In that moment on the tarmac, Carson hatched his plan for a government-job world. He now lives in Washington, D.C., and runs The Cool Action Suit by Carson. He said his company can make standing on that tarmac a bit less uncomfortable because his clothes are made of moisture-wicking material popularized in various brands of exercise apparel.

Politics ‘in my blood’

Before producing suits — which he’s been devoting all his energy to since January when President Donald Trump’s administration took over and he found himself without a job — Carson said he was following in grandmother’s footsteps by taking an active role in politics.

His grandmother, Aurora resident Clarice Nicholson, served as President Bill Clinton’s national coordinator of volunteers. 

“Politics has always been in my blood,” he said. “My grandmother has always been my mentor. She worked in the Clinton administration. That’s where I got the bug from. I’ve been working in campaigns since I was 14.”

More than anything, Carson said his grandmother told him to find a way to contribute to the well-being of the oppressed, less fortunate people in the world.

“I’ve always wanted to make a difference in the world,” he said. “My grandmother told me to help root out unfairness wherever it was.”

One of the campaigns Carson said he worked on was Obama’s 2008 presidential campaign, but not at first. 

“I stayed loyal to the Clintons because of my grandmother,” he said. “After she bowed out in 2008, I put all my (effort) forth for President Obama.”

Once Obama was elected, Carson served as a presidential advance staffer under the secretary of energy.

“I would travel around the world, in most cases in advance of the secretary of energy,” he said. “I would ensure that all the logistics were taken care of. By the time the secretary got there, I had already been there in advance and met with everyone he was going to meet.”

Carson said he worked for both Steven Chu and Ernest Moniz when they served as secretary of energy under Obama.

His work included planning out every minute of the secretary’s travel, often in conjunction with the president.

“I would go and look at menus and organize it to the point where everything looked great for an event,” Carson said. “Then it would be my job to go and brief the secretary as to what we were going to do and how it would look.
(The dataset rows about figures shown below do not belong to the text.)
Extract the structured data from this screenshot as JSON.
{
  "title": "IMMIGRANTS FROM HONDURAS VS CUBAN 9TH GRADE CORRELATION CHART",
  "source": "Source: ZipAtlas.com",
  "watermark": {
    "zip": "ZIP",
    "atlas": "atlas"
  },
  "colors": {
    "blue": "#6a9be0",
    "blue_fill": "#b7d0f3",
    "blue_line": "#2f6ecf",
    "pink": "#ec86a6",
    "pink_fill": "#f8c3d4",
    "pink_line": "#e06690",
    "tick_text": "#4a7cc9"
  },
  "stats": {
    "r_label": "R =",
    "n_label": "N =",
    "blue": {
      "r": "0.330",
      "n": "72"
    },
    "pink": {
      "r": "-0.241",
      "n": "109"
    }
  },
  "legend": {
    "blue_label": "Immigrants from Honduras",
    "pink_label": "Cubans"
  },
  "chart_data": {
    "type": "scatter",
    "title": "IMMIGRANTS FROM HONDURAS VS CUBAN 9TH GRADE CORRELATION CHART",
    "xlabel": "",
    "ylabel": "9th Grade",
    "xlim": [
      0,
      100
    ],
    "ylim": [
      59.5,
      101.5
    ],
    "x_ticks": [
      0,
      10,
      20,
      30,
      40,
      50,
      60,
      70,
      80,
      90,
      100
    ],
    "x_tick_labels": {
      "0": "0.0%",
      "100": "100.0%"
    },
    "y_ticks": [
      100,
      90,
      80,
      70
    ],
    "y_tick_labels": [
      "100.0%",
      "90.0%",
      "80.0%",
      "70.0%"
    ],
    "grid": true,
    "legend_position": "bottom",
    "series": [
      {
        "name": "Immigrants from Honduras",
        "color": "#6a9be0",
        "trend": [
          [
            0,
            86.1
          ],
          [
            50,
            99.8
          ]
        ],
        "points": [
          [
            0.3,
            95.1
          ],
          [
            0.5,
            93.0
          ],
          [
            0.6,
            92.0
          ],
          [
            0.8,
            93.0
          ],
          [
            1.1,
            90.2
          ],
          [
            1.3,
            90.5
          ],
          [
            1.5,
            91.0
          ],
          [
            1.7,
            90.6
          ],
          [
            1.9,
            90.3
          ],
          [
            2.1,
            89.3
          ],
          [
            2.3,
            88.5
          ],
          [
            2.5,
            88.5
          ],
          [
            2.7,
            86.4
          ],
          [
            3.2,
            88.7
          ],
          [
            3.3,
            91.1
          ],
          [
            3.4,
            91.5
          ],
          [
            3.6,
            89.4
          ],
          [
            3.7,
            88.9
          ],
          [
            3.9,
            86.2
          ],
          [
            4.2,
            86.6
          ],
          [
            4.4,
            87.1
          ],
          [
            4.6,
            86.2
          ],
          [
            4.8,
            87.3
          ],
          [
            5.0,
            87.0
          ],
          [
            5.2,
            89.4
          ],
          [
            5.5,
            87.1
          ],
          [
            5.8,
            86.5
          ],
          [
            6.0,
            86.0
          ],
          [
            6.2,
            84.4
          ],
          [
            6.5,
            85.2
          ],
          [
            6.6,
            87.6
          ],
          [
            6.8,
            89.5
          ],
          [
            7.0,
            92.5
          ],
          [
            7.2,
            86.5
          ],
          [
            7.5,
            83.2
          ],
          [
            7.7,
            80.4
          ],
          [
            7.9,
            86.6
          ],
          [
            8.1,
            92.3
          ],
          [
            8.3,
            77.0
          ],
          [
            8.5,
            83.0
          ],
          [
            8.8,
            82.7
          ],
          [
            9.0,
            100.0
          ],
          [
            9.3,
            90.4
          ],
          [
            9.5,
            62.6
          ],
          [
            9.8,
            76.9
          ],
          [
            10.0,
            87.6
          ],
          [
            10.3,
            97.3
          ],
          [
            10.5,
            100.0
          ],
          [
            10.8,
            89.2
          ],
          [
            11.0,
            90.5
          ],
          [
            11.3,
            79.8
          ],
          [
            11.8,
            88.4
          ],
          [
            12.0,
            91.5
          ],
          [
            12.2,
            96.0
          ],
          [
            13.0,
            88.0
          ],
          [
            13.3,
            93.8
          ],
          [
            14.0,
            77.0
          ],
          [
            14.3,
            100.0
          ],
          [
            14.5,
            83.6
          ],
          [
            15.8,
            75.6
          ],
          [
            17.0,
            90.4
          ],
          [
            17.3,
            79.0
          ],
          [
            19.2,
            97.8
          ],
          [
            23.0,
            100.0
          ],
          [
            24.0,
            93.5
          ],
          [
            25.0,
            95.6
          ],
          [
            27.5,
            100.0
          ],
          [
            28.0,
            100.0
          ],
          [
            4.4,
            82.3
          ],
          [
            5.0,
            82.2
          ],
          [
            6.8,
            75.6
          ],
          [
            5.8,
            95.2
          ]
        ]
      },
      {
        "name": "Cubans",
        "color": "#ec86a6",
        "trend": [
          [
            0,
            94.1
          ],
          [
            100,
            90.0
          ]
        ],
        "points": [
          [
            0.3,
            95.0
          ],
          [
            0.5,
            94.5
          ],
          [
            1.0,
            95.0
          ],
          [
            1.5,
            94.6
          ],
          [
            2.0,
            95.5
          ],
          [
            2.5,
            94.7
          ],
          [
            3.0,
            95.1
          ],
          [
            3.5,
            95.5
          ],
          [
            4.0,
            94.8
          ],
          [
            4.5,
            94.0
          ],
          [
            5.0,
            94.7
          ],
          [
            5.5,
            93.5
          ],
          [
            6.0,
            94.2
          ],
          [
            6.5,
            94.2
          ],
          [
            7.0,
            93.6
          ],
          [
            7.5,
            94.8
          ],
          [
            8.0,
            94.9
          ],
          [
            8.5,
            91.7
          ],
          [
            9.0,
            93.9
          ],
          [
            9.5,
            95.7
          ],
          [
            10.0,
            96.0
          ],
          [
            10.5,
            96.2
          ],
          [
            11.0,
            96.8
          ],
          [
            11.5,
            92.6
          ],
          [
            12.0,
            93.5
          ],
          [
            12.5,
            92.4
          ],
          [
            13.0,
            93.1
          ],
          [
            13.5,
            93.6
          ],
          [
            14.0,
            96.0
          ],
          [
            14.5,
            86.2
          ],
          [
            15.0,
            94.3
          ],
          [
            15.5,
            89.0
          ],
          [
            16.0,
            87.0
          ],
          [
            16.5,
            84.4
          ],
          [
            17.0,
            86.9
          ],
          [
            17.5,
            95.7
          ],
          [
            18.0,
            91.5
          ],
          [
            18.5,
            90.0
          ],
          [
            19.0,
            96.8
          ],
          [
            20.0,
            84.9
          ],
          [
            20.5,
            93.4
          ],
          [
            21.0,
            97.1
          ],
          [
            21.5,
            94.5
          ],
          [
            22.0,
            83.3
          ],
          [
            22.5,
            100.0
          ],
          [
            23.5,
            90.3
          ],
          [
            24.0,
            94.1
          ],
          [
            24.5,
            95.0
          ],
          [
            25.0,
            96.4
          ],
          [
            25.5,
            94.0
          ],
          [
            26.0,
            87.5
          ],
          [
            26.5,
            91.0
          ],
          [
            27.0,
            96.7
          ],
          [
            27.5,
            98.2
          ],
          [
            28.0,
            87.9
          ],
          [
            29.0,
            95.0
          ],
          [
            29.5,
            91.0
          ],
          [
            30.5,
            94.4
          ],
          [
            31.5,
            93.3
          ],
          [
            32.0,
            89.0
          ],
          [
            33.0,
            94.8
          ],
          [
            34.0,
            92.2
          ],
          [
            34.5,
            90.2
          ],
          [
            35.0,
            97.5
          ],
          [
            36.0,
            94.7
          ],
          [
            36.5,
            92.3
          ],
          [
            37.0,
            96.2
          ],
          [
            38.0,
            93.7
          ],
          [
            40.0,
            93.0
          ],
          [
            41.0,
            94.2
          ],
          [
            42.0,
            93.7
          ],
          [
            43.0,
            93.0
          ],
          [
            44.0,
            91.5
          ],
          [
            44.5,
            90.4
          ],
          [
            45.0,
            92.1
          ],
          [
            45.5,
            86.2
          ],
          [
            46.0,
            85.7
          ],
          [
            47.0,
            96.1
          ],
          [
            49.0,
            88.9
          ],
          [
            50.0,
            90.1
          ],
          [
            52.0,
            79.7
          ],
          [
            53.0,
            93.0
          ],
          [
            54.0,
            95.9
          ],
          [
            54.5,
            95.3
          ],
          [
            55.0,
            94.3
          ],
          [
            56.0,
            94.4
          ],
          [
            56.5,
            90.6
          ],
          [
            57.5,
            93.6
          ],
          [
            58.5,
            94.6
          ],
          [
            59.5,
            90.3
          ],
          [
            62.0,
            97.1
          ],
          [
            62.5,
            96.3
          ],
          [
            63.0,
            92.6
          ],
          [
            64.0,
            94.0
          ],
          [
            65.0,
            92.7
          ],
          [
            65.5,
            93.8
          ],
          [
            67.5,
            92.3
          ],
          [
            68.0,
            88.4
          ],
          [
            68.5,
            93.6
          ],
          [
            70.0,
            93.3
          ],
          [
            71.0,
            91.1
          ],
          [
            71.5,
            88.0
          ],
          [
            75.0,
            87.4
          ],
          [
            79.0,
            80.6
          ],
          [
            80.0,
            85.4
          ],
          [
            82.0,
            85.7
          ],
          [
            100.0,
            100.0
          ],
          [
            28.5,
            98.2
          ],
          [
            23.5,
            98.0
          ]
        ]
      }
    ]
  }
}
It was tremendous. It gave me the opportunity to see the world and created a global Rolodex for me, as well, which has helped me in my future endeavors.”
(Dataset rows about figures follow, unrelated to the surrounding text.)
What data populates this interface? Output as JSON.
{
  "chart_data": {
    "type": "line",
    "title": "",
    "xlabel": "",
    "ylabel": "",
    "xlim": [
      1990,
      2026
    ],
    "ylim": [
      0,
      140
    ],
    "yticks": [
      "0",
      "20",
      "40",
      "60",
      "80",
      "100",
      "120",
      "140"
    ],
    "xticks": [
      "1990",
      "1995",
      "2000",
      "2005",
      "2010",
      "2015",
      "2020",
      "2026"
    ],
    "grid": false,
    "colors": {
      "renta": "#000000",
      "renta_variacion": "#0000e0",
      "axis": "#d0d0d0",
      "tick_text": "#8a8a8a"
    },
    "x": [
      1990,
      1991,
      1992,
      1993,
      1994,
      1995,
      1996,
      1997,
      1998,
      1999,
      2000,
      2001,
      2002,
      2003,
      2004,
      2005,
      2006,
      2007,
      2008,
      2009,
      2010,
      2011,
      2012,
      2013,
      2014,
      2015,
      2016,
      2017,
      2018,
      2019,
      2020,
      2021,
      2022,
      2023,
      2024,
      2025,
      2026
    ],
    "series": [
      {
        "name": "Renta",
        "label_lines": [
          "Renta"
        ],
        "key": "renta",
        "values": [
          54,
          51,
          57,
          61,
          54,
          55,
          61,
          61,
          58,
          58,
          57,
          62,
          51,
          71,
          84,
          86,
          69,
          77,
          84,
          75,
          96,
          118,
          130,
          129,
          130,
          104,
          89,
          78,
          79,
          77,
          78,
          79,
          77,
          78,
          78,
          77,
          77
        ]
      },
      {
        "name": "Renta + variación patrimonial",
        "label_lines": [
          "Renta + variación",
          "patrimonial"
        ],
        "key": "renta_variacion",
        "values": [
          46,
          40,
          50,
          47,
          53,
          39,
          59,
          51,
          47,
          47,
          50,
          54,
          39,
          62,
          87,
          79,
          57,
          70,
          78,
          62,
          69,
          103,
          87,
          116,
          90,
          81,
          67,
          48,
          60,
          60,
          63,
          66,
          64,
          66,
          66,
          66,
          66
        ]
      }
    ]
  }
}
Suits for Secret Service and more

Although created for Secret Service and other officials who have to be active in the course of their work while wearing suits, Carson said plenty of others may find his suits appealing. He said law enforcement agencies, athletes, broadcasters, actors and more have been interested in the suit. There are also women’s suits available, he added.

Since 2011, Carson said he’s been doing work on the side to develop Cool Action Suit, including allowing federal agents to test prototypes. 

He said working out the details of the production took time because of the moisture-wicking material. 

“We ended up going through four iterations of the suit,” said Carson. “We’ve finally got it to the point where it’s just as great as any other suit you’d buy in the store.”

Although Carson lives in Washington, D.C., where he can work with his network of associates from his White House days, production takes place in a facility owned by The Keystone Tailored Manufacturing Suit Co. in Cleveland, which employs about 120.

“They’re our exclusive manufacturers,” said Carson. “We’re hoping this will create jobs for them.”